Lisboa, 26 Dez 2019 (Ecclesia) – O cardeal-patriarca de Lisboa afirmou na missa do Dia de Natal, na Sé de Lisboa, que o Natal é “uma contemplação inesgotável”, que se faz com “os olhos e o coração da Mãe de Cristo e certamente acompanhados por José”.

Na homilia da celebração de Natal, D. Manuel Clemente frisou também que o “sentimento religioso é universal e configurou-se em várias tradições e cultos, como no cristianismo sociocultural também”

“Manifestando a condição humana, tanto no que a sua fragilidade requer como no que a sua transcendência vislumbra, é absolutamente respeitável e deve ser juridicamente garantido”, disse o cardeal-patriarca de Lisboa.

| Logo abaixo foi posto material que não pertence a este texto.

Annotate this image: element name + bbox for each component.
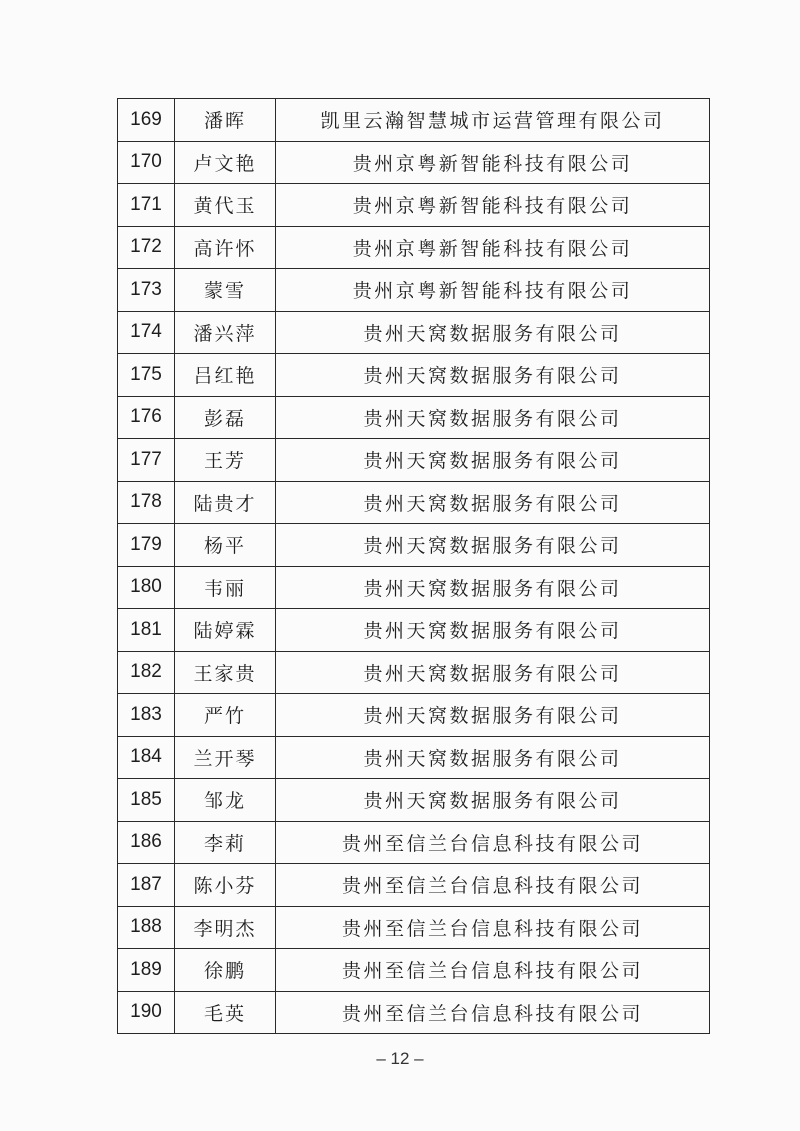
company-name-cell: 凯里云瀚智慧城市运营管理有限公司	[276, 99, 710, 142]
person-name-cell: 王家贵	[175, 651, 276, 694]
table-row	[118, 694, 710, 737]
person-name-cell: 彭磊	[175, 396, 276, 439]
table-row	[118, 141, 710, 184]
company-name-cell: 贵州天窝数据服务有限公司	[276, 354, 710, 397]
row-number-cell: 190	[118, 991, 175, 1034]
person-name-cell: 黄代玉	[175, 184, 276, 227]
company-name-cell: 贵州天窝数据服务有限公司	[276, 311, 710, 354]
roster-table-body	[118, 99, 710, 1034]
table-row	[118, 524, 710, 567]
company-name-cell: 贵州至信兰台信息科技有限公司	[276, 991, 710, 1034]
person-name-cell: 陈小芬	[175, 864, 276, 907]
person-name-cell: 潘兴萍	[175, 311, 276, 354]
company-name-cell: 贵州京粤新智能科技有限公司	[276, 141, 710, 184]
row-number-cell: 189	[118, 949, 175, 992]
person-name-cell: 邹龙	[175, 779, 276, 822]
company-name-cell: 贵州京粤新智能科技有限公司	[276, 226, 710, 269]
person-name-cell: 高许怀	[175, 226, 276, 269]
row-number-cell: 186	[118, 821, 175, 864]
row-number-cell: 170	[118, 141, 175, 184]
company-name-cell: 贵州京粤新智能科技有限公司	[276, 184, 710, 227]
table-row	[118, 821, 710, 864]
page-number: – 12 –	[376, 1049, 424, 1068]
row-number-cell: 184	[118, 736, 175, 779]
company-name-cell: 贵州天窝数据服务有限公司	[276, 694, 710, 737]
row-number-cell: 175	[118, 354, 175, 397]
table-row	[118, 226, 710, 269]
company-name-cell: 贵州至信兰台信息科技有限公司	[276, 906, 710, 949]
company-name-cell: 贵州天窝数据服务有限公司	[276, 736, 710, 779]
table-row	[118, 736, 710, 779]
row-number-cell: 185	[118, 779, 175, 822]
table-row	[118, 184, 710, 227]
table-row	[118, 609, 710, 652]
table-row	[118, 779, 710, 822]
person-name-cell: 吕红艳	[175, 354, 276, 397]
row-number-cell: 169	[118, 99, 175, 142]
company-name-cell: 贵州天窝数据服务有限公司	[276, 566, 710, 609]
table-row	[118, 99, 710, 142]
person-name-cell: 兰开琴	[175, 736, 276, 779]
table-row	[118, 481, 710, 524]
table-row	[118, 949, 710, 992]
row-number-cell: 177	[118, 439, 175, 482]
row-number-cell: 174	[118, 311, 175, 354]
row-number-cell: 181	[118, 609, 175, 652]
person-name-cell: 王芳	[175, 439, 276, 482]
company-name-cell: 贵州天窝数据服务有限公司	[276, 651, 710, 694]
table-row	[118, 311, 710, 354]
person-name-cell: 杨平	[175, 524, 276, 567]
company-name-cell: 贵州京粤新智能科技有限公司	[276, 269, 710, 312]
table-row	[118, 269, 710, 312]
roster-table	[117, 98, 710, 1034]
row-number-cell: 176	[118, 396, 175, 439]
person-name-cell: 徐鹏	[175, 949, 276, 992]
company-name-cell: 贵州至信兰台信息科技有限公司	[276, 949, 710, 992]
company-name-cell: 贵州天窝数据服务有限公司	[276, 439, 710, 482]
row-number-cell: 187	[118, 864, 175, 907]
company-name-cell: 贵州天窝数据服务有限公司	[276, 609, 710, 652]
company-name-cell: 贵州天窝数据服务有限公司	[276, 396, 710, 439]
person-name-cell: 陆贵才	[175, 481, 276, 524]
person-name-cell: 卢文艳	[175, 141, 276, 184]
table-row	[118, 566, 710, 609]
row-number-cell: 183	[118, 694, 175, 737]
company-name-cell: 贵州天窝数据服务有限公司	[276, 481, 710, 524]
table-row	[118, 991, 710, 1034]
row-number-cell: 173	[118, 269, 175, 312]
person-name-cell: 蒙雪	[175, 269, 276, 312]
table-row	[118, 439, 710, 482]
person-name-cell: 严竹	[175, 694, 276, 737]
table-row	[118, 396, 710, 439]
row-number-cell: 172	[118, 226, 175, 269]
row-number-cell: 188	[118, 906, 175, 949]
row-number-cell: 180	[118, 566, 175, 609]
company-name-cell: 贵州天窝数据服务有限公司	[276, 524, 710, 567]
row-number-cell: 182	[118, 651, 175, 694]
person-name-cell: 李莉	[175, 821, 276, 864]
person-name-cell: 李明杰	[175, 906, 276, 949]
row-number-cell: 178	[118, 481, 175, 524]
row-number-cell: 179	[118, 524, 175, 567]
person-name-cell: 陆婷霖	[175, 609, 276, 652]
table-row	[118, 864, 710, 907]
table-row	[118, 354, 710, 397]
table-row	[118, 906, 710, 949]
company-name-cell: 贵州至信兰台信息科技有限公司	[276, 821, 710, 864]
person-name-cell: 韦丽	[175, 566, 276, 609]
company-name-cell: 贵州天窝数据服务有限公司	[276, 779, 710, 822]
table-row	[118, 651, 710, 694]
row-number-cell: 171	[118, 184, 175, 227]
person-name-cell: 潘晖	[175, 99, 276, 142]
company-name-cell: 贵州至信兰台信息科技有限公司	[276, 864, 710, 907]
person-name-cell: 毛英	[175, 991, 276, 1034]
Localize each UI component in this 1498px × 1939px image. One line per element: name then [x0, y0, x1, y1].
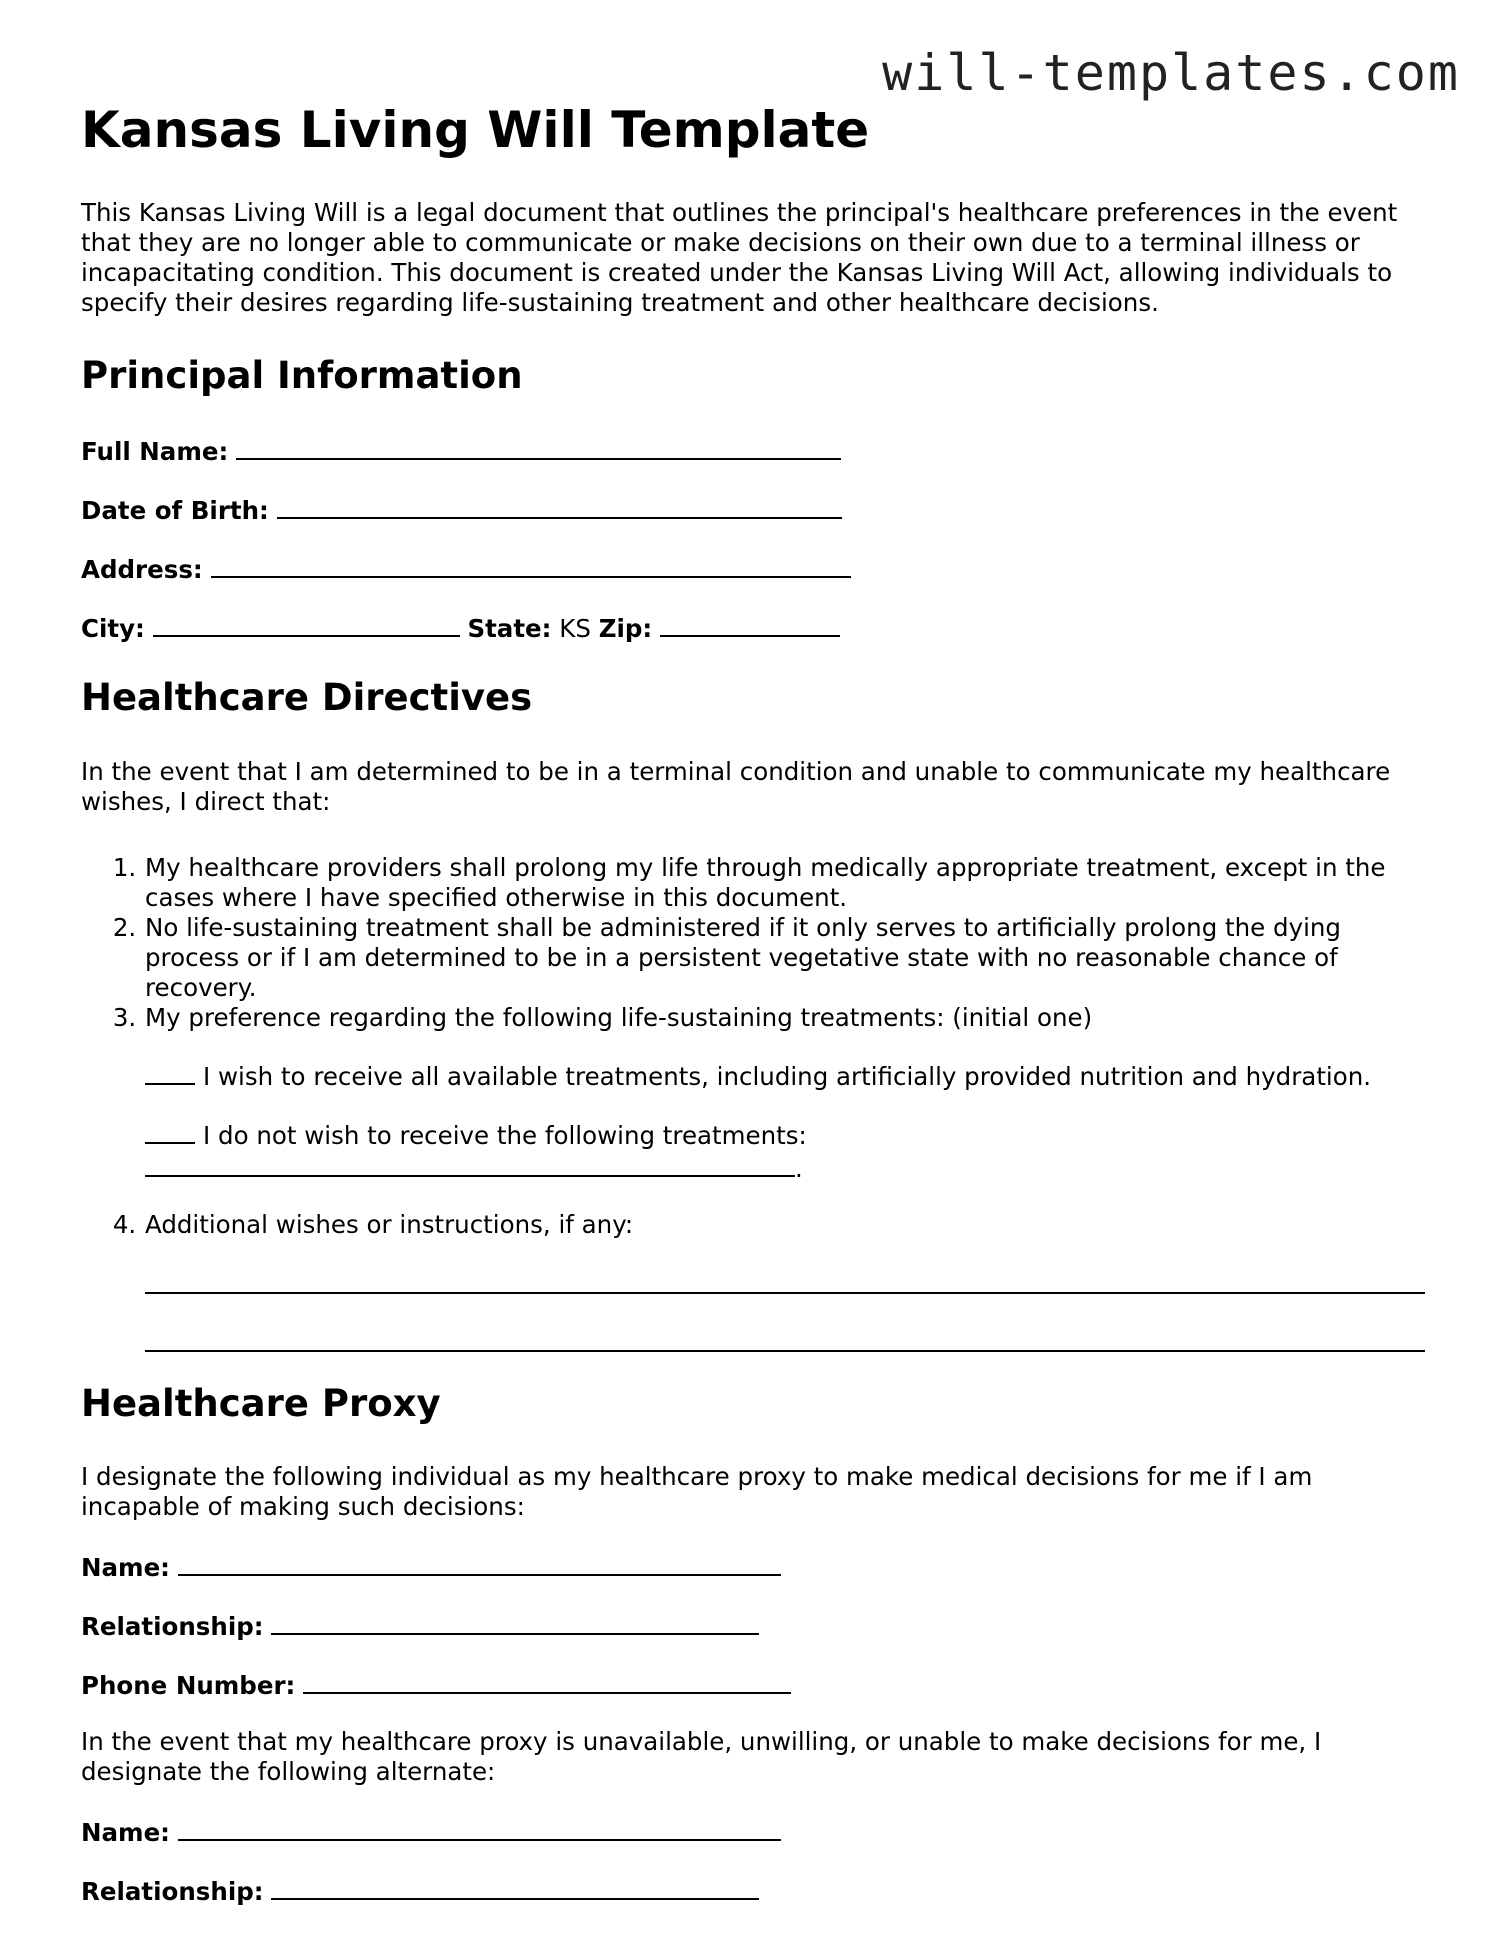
document-title: Kansas Living Will Template [81, 101, 870, 159]
directive-item-4-text: Additional wishes or instructions, if any: [145, 1209, 634, 1239]
proxy-heading: Healthcare Proxy [81, 1381, 441, 1425]
option-decline-text: I do not wish to receive the following treatments: [203, 1120, 807, 1150]
proxy-phone-label: Phone Number: [81, 1671, 296, 1701]
full-name-label: Full Name: [81, 437, 229, 467]
option-receive-initial-blank[interactable] [145, 1059, 195, 1085]
address-label: Address: [81, 555, 203, 585]
proxy-intro: I designate the following individual as my healthcare proxy to make medical decisions for me if I am incapable of making such decisions: [81, 1462, 1313, 1522]
proxy-phone-field [81, 1668, 1421, 1701]
intro-paragraph: This Kansas Living Will is a legal document that outlines the principal's healthcare preferences in the event that they are no longer able to communicate or make decisions on their own due to a terminal illness or incapacitating condition. This document is created under the Kansas Living Will Act, allowing individuals to specify their desires regarding life-sustaining treatment and other healthcare decisions. [81, 198, 1398, 317]
directive-item-3-text: My preference regarding the following life-sustaining treatments: (initial one) [145, 1002, 1093, 1032]
alternate-intro: In the event that my healthcare proxy is unavailable, unwilling, or unable to make decisions for me, I designate the following alternate: [81, 1727, 1322, 1787]
zip-blank[interactable] [660, 611, 840, 637]
full-name-field [81, 434, 1421, 467]
alternate-name-field [81, 1815, 1421, 1848]
zip-label: Zip: [598, 614, 653, 644]
directive-item-4 [144, 1210, 1421, 1352]
directive-item-2: 2. No life-sustaining treatment shall be administered if it only serves to artificially prolong the dying process or if I am determined to be in a persistent vegetative state with no reasonable chance of recovery. [144, 913, 1421, 1003]
city-label: City: [81, 614, 145, 644]
declined-treatments-blank[interactable] [145, 1151, 795, 1177]
state-label: State: [467, 614, 552, 644]
city-state-zip-field [81, 611, 1421, 644]
proxy-name-label: Name: [81, 1553, 170, 1583]
directives-list [81, 853, 1421, 1352]
alternate-relationship-label: Relationship: [81, 1877, 264, 1907]
proxy-name-field [81, 1550, 1421, 1583]
proxy-relationship-label: Relationship: [81, 1612, 264, 1642]
alternate-relationship-field [81, 1874, 1421, 1907]
additional-wishes-lines [145, 1266, 1421, 1352]
proxy-name-blank[interactable] [178, 1550, 781, 1576]
alternate-relationship-blank[interactable] [271, 1874, 759, 1900]
option-decline-initial-blank[interactable] [145, 1118, 195, 1144]
proxy-phone-blank[interactable] [303, 1668, 791, 1694]
full-name-blank[interactable] [236, 434, 841, 460]
principal-heading: Principal Information [81, 354, 523, 397]
dob-label: Date of Birth: [81, 496, 269, 526]
document-page [81, 100, 1421, 1933]
directives-intro: In the event that I am determined to be in a terminal condition and unable to communicate my healthcare wishes, I direct that: [81, 756, 1391, 816]
option-decline [145, 1118, 1421, 1184]
address-field [81, 552, 1421, 585]
additional-wishes-line-1[interactable] [145, 1266, 1425, 1294]
option-receive-text: I wish to receive all available treatments, including artificially provided nutrition and hydration. [203, 1061, 1372, 1091]
alternate-name-blank[interactable] [178, 1815, 781, 1841]
option-receive [145, 1059, 1421, 1092]
option-decline-treatments-line [145, 1151, 1421, 1184]
proxy-relationship-field [81, 1609, 1421, 1642]
directive-item-1: 1. My healthcare providers shall prolong my life through medically appropriate treatment, except in the cases where I have specified otherwise in this document. [144, 853, 1421, 913]
directive-item-3 [144, 1003, 1421, 1184]
address-blank[interactable] [211, 552, 851, 578]
additional-wishes-line-2[interactable] [145, 1324, 1425, 1352]
directives-heading: Healthcare Directives [81, 676, 533, 720]
alternate-name-label: Name: [81, 1818, 170, 1848]
dob-field [81, 493, 1421, 526]
proxy-relationship-blank[interactable] [271, 1609, 759, 1635]
watermark-text: will-templates.com [882, 44, 1460, 102]
state-value: KS [559, 614, 591, 644]
dob-blank[interactable] [277, 493, 842, 519]
declined-treatments-period: . [795, 1153, 803, 1183]
city-blank[interactable] [153, 611, 460, 637]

Ao olhar para a realidade atual, D. Manuel Clemente lamenta “que nem sempre seja assim e tanta gente sofra hoje em dia, cristãos e não cristãos, por falta de liberdade religiosa”.

“Tristíssimas notícias nos dão conta disso em muitas partes do mundo, ostensivamente por vezes, disfarçadamente outras tantas”, acrescentou

Na sociocultura de hoje em dia, “tão espessa como contraditória em si mesma, tão descrente de formas e de fórmulas, sejam estas quais forem, só nos resta o caminho estreito da coerência evangélica”, afirmou D. Manuel Clemente.